On the eve of the GOP convention in Philadelphia, the theme from the Bush camp might as well be, "It's the negativity, stupid!"
Less than a week into his new role as George W. Bush's running mate, Dick Cheney more than defended his voting record as a one-time Wyoming congressman as he hit the Sunday talk show circuit. The former Defense Secretary also tried to turn the tables on recent Democrat attacks.
"I don't apologize for my record. It's there, it's my record. I'm proud of it," Cheney told CBS News' Face The Nation.
"What you see is this kind of sort of partisan bickering on many concerns that go back and look at votes in the House of Representatives 20 years ago instead of talking about the future and where we want to go in the future," he added.
Democrats - including their presidential candidate Al Gore - are hammering Cheney over a grab bag of his House votes. Against Head Start funding and the creation of a federal Department of Education. Opposing abortion rights, the Equal Rights Amendment, and more gun control. Against a resolution calling for releasing Nelson Mandela from prison during apartheid in South Africa.
Bottom line from the Democrats: that Cheney is just too conservative.
"The people making the charges about my record had nice things to say about me in the past (who) were colleagues in the Congress, (who) supported me when I became Secretary of Defense," said Cheney, who noted that Gore voted to confirm him to run the Pentagon.
Once again, the former congressman and oil services executive said Sunday that he'd probably "tweak" some of his House votes if he had to do them over. But, Cheney added many of his "no" votes were in procedural protest against a Democrat-controlled House that, he said, rammed through those votes with little debate.
A case in point: on gun control, Cheney said he now favors handgun trigger locks and tighter enforcement on existing gun laws.
There are a of things we can do to do a better job than we have in the past to deal with these problems" of gun crime, he told Face The Nation.
Perhaps not a dramatic sea change on the issue, but certainly a step removed from Cheney's House record that also puts him in sync with the Bush camp and with most Republicans now.
"The campaign that Governor Bush and I will run," said Cheney, "is very much oriented towards the future, focused on trying to restore a degree of civility in Washington to end the partisan backbiting that has been so much a part of the tone and tenor in this city for so many years now."
"I think that's what we'll find will be attractive to independent voters with the campaign that we offer them with respect to the future," he added.
Arizona Sen. John McCain - whose GOP presidential bid received strong support from those independent voters - praised Cheney and dismissed talk he himself would make anothr White House bid four years from now.

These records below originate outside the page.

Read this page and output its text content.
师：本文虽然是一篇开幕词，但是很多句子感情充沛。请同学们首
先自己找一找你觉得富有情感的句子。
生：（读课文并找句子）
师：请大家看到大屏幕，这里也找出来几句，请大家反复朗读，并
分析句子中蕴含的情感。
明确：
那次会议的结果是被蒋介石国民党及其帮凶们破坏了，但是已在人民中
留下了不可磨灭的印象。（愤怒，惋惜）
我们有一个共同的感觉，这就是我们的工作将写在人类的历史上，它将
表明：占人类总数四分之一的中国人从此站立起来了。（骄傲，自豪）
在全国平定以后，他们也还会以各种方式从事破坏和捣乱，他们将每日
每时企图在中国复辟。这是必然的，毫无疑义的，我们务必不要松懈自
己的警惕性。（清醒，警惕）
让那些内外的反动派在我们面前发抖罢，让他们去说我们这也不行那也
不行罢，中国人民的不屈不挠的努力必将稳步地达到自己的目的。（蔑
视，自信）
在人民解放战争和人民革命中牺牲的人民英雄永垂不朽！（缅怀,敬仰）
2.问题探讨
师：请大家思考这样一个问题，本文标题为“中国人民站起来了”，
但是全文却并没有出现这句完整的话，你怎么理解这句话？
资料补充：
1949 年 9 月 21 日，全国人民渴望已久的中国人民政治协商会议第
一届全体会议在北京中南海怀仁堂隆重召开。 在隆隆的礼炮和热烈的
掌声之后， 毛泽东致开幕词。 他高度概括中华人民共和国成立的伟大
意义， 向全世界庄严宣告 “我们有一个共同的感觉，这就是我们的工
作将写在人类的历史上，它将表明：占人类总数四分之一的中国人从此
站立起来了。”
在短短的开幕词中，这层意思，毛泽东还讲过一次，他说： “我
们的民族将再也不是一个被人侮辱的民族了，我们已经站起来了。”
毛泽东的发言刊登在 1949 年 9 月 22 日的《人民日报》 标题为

"No one, no one, no matter how great an adversary they were believed that Dick Cheney was any kind of right-wing nut or anything like that," said McCain of Cheney's House years on Face The Nation.

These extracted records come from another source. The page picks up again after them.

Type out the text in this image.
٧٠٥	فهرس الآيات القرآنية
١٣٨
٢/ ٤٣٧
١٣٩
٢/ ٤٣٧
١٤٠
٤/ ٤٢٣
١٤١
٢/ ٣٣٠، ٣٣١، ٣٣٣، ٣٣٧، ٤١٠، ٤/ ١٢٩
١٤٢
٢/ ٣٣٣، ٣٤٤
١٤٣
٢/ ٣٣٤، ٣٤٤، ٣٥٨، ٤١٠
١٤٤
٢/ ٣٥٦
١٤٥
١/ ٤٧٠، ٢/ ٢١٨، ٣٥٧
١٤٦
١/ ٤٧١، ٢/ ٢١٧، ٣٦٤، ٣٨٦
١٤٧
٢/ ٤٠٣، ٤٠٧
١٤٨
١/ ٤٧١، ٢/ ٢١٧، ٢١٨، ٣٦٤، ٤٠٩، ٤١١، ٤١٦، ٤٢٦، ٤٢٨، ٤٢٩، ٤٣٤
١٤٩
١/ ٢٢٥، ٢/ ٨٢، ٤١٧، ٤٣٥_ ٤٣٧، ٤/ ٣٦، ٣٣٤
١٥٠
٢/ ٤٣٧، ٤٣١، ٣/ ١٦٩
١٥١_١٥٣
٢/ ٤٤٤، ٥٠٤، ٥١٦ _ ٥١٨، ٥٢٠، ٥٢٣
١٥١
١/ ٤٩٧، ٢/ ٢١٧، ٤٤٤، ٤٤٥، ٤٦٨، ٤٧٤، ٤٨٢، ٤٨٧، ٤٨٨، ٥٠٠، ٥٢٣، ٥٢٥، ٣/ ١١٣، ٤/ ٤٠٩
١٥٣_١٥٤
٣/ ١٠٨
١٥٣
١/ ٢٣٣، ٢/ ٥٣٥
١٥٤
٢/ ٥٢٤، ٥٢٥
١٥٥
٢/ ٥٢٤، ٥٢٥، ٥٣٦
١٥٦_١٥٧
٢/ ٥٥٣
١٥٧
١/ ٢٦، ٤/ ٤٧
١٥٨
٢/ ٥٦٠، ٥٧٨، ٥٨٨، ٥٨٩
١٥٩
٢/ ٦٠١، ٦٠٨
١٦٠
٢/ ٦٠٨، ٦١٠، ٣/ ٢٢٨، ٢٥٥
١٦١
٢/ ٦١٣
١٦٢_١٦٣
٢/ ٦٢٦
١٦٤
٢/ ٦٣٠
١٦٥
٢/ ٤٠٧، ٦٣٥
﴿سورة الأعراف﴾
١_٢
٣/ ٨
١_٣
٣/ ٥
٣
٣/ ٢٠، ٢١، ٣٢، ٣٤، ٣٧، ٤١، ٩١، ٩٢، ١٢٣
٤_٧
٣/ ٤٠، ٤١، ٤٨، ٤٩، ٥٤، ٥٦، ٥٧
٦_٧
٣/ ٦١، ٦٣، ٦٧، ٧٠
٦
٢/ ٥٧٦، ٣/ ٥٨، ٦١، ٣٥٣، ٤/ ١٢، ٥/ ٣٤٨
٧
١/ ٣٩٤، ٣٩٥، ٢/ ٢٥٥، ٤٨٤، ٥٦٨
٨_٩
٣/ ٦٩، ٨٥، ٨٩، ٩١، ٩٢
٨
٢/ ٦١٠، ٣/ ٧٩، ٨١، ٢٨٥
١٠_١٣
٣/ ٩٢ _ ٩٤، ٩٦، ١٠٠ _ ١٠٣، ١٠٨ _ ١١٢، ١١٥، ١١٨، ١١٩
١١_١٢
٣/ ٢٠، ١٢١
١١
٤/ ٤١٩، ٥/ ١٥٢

Cheney "was viewed as a man of leadership ability and highly respected, including being deemed so by his Republican colleagues who made him the (House minority) whip," McCain added.
What would attract independent voters to Cheney, the Straight Talk senator was asked.
"I think he brings experience. I think he brings talent. All Americans are still looking back with pride on Operation Desert Storm. I think as he is better known - and he will be much better known - that they will be impressed as others were throughout his political career."
McCain also told Face The Nation that he expects to campaign for the re-election of President George W. Bush in 2004 - and "could envision no scenario in which I could run" for the White House then.
"But I want to play a role in the future of my party. That's why I ran for president. I want to keep us in the center. I want us to be an inclusive party," he said. "I believe Governor Bush is doing that. I say that with all sincerity. And I think the American people are responding to that."
While McCain remains committed to his party and its presidential choice, he still displays his maverick streak. For one thing, he talked about campaign finance reform at the Shadow Convention in Philadelphia on Sunday. For another, his view on the Rev. Pat Robertson hasn't changed since the GOP primaries.
"I feel again that Reverend Robertson wants to lead our party in the wrong direction," said McCain of the religious right icon. "But I don't feel like getting in fights with him. The things he has said about me indicate the kind of person he is."